I copied the model data to the canned dataarrays (as in example) above to see if the inf values were coming from the data structures, but the results showed inf, which means it is the values in the data that is causing the problem, not something in the dataarrays.

[sgdecker]

Here's my guess. The formula for the gradient Richardson number has vertical shear (squared) in the denominator. Your dataset is on isobaric coordinates going as high as 1013 hPa. There are many areas of the world where that is underground.
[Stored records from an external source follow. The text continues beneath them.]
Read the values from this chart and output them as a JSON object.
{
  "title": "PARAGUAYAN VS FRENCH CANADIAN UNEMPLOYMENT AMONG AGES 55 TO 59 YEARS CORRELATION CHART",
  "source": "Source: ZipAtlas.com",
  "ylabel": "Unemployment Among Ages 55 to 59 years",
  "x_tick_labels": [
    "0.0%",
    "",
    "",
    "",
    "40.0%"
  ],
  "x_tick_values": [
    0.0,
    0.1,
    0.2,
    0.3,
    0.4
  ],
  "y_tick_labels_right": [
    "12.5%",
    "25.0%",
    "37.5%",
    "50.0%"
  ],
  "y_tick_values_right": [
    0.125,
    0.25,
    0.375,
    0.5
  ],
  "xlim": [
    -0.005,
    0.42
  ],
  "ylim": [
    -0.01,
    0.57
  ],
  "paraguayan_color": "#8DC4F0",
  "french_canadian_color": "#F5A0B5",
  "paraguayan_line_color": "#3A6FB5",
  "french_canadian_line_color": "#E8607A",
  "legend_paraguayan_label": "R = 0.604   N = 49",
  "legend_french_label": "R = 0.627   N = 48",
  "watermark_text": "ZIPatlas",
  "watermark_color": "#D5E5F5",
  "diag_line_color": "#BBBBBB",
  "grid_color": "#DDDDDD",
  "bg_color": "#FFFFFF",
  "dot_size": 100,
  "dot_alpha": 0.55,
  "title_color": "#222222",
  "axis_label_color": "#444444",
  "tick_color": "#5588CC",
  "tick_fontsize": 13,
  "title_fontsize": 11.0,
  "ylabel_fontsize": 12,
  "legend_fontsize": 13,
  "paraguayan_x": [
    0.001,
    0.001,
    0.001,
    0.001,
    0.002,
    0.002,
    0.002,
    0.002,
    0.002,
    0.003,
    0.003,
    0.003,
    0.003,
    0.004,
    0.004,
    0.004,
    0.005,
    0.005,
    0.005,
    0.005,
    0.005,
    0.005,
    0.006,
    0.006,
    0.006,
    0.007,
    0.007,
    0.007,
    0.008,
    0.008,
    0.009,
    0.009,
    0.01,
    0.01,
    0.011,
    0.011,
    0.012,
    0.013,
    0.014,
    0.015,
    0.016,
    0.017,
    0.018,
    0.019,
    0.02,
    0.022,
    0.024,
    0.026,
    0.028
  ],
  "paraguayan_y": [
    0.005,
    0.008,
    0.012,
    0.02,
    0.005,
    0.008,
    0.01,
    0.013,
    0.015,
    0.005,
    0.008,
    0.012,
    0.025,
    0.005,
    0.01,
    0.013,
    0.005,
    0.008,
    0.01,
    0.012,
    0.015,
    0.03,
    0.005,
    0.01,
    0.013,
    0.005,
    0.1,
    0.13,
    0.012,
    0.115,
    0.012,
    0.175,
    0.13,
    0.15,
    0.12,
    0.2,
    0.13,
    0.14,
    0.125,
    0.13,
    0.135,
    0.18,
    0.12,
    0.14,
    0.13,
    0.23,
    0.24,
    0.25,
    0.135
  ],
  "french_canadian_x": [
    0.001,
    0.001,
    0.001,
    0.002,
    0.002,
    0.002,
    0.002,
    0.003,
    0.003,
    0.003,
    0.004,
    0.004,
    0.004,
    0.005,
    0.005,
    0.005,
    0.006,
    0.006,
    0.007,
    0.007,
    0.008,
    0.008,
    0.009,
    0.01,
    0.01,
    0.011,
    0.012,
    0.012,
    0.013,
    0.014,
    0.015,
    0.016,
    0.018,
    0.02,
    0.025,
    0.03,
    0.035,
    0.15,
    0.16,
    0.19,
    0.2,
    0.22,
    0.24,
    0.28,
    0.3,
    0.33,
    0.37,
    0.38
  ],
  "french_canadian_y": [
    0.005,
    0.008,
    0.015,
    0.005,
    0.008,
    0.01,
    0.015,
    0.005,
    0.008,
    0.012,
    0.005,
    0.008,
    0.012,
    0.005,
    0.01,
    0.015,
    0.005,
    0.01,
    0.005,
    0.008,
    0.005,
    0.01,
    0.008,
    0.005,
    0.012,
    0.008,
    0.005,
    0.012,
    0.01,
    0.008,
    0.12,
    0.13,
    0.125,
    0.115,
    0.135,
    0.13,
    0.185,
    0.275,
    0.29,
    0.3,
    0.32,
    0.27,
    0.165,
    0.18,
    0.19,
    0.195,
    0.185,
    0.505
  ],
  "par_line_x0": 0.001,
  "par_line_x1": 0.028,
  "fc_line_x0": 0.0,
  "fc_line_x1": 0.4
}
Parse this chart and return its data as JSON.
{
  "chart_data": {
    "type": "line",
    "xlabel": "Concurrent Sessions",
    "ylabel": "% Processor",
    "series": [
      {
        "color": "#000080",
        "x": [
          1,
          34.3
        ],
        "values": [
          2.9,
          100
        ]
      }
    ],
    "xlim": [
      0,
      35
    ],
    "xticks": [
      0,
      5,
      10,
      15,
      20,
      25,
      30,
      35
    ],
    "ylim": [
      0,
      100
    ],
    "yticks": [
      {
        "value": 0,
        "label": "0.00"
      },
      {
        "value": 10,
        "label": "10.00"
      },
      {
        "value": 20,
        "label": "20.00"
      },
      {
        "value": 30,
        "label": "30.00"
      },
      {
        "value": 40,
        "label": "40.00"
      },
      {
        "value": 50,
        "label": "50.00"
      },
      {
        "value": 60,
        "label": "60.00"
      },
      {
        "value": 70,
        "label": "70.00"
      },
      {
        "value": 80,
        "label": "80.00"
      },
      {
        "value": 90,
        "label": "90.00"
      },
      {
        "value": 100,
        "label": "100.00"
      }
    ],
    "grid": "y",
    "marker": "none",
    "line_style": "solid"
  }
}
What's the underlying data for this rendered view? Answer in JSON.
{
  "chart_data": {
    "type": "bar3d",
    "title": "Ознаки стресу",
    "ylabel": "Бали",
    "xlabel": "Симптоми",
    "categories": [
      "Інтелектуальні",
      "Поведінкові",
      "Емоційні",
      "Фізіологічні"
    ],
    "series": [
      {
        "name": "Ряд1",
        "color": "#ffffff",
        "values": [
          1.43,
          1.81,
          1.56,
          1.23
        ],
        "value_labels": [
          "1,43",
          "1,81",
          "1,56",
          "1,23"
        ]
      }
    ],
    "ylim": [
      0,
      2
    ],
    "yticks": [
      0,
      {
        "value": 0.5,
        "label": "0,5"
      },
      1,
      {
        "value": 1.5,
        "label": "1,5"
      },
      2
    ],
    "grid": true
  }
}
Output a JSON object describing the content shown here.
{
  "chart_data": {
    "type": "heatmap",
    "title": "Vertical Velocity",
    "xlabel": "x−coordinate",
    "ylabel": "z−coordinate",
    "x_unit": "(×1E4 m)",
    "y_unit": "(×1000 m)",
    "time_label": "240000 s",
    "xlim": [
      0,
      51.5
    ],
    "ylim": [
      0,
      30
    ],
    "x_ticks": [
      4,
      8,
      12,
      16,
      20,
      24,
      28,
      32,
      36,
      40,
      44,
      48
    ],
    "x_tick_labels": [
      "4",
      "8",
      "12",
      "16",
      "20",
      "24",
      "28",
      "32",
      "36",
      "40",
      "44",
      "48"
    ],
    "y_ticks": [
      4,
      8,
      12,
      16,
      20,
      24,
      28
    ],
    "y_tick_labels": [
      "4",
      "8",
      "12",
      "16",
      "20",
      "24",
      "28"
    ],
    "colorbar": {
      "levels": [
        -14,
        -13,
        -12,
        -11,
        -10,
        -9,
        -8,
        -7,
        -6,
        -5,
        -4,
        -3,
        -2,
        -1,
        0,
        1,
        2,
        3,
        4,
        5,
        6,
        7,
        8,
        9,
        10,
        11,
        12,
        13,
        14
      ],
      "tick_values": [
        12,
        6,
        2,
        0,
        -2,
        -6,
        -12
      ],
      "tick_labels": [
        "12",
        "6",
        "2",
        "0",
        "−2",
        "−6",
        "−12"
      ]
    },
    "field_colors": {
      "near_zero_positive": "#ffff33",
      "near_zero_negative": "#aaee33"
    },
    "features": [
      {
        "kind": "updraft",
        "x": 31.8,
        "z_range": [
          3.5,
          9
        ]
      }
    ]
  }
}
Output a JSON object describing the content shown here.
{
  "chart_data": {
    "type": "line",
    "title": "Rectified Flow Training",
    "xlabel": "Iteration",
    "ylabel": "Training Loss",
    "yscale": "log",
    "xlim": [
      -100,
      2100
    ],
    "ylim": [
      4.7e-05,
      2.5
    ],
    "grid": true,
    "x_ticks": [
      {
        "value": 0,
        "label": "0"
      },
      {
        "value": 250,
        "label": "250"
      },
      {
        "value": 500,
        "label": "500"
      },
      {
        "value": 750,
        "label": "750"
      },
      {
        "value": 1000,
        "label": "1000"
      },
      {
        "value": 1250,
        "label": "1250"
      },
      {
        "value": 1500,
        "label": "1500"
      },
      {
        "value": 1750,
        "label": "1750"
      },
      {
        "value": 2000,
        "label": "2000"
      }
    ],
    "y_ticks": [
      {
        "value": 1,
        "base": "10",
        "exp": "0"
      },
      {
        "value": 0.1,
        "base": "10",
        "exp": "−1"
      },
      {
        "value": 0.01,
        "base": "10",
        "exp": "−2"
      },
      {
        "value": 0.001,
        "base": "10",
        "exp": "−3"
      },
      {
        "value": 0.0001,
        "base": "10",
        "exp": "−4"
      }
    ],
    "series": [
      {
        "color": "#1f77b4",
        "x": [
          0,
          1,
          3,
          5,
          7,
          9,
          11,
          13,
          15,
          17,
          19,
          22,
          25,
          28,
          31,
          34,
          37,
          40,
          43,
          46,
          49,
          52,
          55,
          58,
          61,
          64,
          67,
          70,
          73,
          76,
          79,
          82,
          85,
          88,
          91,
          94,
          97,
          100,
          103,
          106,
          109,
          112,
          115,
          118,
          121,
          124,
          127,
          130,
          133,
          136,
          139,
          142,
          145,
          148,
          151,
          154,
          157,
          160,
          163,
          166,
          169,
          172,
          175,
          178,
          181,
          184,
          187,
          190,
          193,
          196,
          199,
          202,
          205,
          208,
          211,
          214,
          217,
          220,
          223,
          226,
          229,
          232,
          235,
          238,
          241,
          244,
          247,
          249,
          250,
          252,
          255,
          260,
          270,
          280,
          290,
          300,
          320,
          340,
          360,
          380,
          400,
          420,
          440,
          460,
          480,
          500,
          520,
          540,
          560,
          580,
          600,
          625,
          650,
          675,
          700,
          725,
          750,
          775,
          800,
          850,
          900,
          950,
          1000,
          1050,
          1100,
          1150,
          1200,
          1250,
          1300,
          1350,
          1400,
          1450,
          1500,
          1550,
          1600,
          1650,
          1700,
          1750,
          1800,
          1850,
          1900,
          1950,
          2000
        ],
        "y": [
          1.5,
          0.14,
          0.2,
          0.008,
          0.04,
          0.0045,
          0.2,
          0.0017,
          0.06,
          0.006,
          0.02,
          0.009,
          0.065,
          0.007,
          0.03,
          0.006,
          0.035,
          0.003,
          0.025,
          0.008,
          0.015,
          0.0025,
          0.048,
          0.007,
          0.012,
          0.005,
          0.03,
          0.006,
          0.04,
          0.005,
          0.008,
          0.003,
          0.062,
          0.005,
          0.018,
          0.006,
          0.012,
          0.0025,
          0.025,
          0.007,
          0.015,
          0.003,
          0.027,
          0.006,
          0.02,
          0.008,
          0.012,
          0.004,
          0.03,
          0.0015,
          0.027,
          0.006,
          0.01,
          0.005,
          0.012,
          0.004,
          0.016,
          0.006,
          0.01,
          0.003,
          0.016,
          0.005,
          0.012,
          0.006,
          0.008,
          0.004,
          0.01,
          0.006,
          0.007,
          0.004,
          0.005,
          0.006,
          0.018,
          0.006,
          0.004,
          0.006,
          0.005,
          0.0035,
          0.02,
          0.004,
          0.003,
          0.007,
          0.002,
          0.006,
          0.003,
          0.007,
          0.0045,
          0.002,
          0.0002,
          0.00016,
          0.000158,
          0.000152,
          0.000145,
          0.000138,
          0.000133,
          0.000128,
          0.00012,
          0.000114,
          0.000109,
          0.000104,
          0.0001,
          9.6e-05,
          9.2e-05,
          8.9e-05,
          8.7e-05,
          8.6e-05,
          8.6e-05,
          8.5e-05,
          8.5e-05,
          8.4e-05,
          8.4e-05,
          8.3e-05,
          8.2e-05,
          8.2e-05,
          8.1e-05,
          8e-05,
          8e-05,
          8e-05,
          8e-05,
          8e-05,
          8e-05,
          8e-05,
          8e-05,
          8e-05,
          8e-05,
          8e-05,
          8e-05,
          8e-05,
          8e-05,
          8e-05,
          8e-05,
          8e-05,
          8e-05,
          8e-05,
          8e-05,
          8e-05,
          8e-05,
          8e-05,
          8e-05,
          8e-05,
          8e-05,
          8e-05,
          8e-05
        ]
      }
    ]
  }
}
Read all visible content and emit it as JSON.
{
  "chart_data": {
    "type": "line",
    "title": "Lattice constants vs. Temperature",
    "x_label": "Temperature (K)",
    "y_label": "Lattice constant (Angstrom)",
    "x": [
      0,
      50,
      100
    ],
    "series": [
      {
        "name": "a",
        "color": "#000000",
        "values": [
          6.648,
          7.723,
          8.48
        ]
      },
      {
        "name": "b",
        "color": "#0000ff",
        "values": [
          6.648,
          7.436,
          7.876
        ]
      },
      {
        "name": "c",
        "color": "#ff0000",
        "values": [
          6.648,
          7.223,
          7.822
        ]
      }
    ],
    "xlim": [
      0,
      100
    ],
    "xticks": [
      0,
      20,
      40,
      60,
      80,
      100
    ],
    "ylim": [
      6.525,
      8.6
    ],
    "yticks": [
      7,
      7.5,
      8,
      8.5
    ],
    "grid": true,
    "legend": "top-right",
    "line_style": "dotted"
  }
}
If the dataset is using a constant wind for points that are underground, the shear will be zero, and division by zero will happen, leading to inf or nan depending on if the shear comes out to be exactly zero or just something really close to zero (because of roundoff error). So I'd check to see if you have winds that are constant with height at underground gridpoints.

[Marston]

That makes a lot of sense. I didn't realize that - how blind of me. I'll have a deeper look at this.